M. André Mainville, mécanicien pour Les Industries Benco, meurt alors que le bras de levage d’une mini chargeuse tombe et le coince entre le godet et la mini chargeuse. Il effectuait des travaux d’entretien. La CSST constate que le dispositif de blocage du bras de levage était inapproprié. En 2008, au Québec, 17 travailleurs ont perdu la vie après avoir été coincés ou écrasés.
La CSST rappelle que, lors de travaux d’entretien sur une mini chargeuse ou tout engin de terrassement, le dispositif de blocage utilisé pour soutenir le bras de levage en place doit être celui recommandé par le fabricant.
Rappel des faits
Le 6 janvier 2009, M. Mainville procède à diverses vérifications sur une mini chargeuse pour Les Industries Benco, une entreprise spécialisée dans l’entretien de véhicules industriels légers.

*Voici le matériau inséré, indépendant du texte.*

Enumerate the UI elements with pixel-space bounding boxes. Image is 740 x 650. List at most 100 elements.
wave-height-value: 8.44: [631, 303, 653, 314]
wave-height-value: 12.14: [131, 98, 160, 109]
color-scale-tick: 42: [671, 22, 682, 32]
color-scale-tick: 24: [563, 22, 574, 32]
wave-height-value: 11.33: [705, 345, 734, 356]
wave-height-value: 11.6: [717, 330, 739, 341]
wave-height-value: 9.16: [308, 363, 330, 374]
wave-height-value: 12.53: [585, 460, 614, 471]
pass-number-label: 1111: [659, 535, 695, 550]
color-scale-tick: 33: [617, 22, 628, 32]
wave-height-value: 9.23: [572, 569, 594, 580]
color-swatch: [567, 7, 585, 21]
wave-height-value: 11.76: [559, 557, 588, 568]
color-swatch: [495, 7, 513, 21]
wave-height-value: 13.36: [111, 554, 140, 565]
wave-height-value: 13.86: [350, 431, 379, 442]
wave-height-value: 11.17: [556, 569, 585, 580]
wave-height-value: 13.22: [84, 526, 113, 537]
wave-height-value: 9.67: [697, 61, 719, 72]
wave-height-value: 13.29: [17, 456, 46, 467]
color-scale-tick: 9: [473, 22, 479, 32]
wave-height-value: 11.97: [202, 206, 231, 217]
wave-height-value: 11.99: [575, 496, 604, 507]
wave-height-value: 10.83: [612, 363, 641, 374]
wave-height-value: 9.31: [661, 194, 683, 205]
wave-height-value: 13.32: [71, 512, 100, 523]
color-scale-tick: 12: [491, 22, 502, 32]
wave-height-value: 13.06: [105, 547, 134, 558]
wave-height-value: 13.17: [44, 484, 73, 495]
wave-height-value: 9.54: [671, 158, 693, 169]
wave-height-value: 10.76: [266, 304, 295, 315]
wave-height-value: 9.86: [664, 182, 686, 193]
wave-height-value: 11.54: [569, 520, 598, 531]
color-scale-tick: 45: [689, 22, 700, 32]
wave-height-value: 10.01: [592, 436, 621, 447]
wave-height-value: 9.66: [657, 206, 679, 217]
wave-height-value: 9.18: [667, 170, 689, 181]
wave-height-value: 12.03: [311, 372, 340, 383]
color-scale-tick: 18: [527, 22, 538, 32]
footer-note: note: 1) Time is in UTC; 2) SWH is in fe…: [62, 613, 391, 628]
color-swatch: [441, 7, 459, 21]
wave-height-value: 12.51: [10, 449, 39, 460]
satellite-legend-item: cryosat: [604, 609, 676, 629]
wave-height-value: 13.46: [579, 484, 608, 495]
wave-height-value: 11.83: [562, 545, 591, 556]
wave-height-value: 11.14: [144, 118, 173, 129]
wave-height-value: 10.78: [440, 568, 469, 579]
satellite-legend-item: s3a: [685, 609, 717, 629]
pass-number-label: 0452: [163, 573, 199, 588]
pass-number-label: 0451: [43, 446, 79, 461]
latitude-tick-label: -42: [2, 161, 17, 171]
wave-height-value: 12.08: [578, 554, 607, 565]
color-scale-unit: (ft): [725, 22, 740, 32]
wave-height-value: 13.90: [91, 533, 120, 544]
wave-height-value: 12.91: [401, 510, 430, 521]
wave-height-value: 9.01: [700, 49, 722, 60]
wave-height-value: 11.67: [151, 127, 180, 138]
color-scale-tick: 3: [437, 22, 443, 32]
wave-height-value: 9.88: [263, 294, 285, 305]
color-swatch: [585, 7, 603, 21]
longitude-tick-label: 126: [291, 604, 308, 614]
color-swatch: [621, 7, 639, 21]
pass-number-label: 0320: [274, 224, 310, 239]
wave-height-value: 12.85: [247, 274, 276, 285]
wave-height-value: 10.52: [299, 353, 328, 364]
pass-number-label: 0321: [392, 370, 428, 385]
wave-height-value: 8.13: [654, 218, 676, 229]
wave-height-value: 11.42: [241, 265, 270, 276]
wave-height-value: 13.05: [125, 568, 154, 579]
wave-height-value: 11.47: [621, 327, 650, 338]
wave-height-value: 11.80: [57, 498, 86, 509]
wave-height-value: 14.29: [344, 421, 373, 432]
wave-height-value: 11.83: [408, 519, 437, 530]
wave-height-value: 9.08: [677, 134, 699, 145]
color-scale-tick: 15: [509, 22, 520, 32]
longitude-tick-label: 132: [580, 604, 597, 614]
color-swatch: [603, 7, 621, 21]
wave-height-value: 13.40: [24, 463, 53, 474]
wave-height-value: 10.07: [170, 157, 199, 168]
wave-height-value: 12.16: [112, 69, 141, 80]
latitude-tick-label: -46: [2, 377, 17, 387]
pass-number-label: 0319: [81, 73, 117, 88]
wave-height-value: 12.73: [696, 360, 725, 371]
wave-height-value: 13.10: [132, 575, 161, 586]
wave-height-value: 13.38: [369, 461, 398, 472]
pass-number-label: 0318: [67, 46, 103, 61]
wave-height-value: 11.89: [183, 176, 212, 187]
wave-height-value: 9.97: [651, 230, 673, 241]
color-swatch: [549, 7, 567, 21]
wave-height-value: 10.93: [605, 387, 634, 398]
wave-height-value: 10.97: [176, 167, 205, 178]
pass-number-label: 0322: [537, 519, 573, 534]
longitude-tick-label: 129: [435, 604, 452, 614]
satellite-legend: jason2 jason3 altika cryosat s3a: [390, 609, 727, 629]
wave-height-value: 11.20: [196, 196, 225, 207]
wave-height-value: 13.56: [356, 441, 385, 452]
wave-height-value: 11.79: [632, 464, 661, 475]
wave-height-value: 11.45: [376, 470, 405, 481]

Alors qu’il est penché à l’avant du véhicule, la cornière d’acier utilisée pour bloquer le vérin du godet est éjectée et le bras de levage tombe. Le travailleur se retrouve coincé entre le godet et le devant de la mini chargeuse. Des collègues de travail lui portent secours et réussissent à le réanimer. Il est d’abord transporté à l’Hôpital du Haut-Richelieu et transféré par la suite à l’Hôpital général de Montréal où il décède 36 heures plus tard.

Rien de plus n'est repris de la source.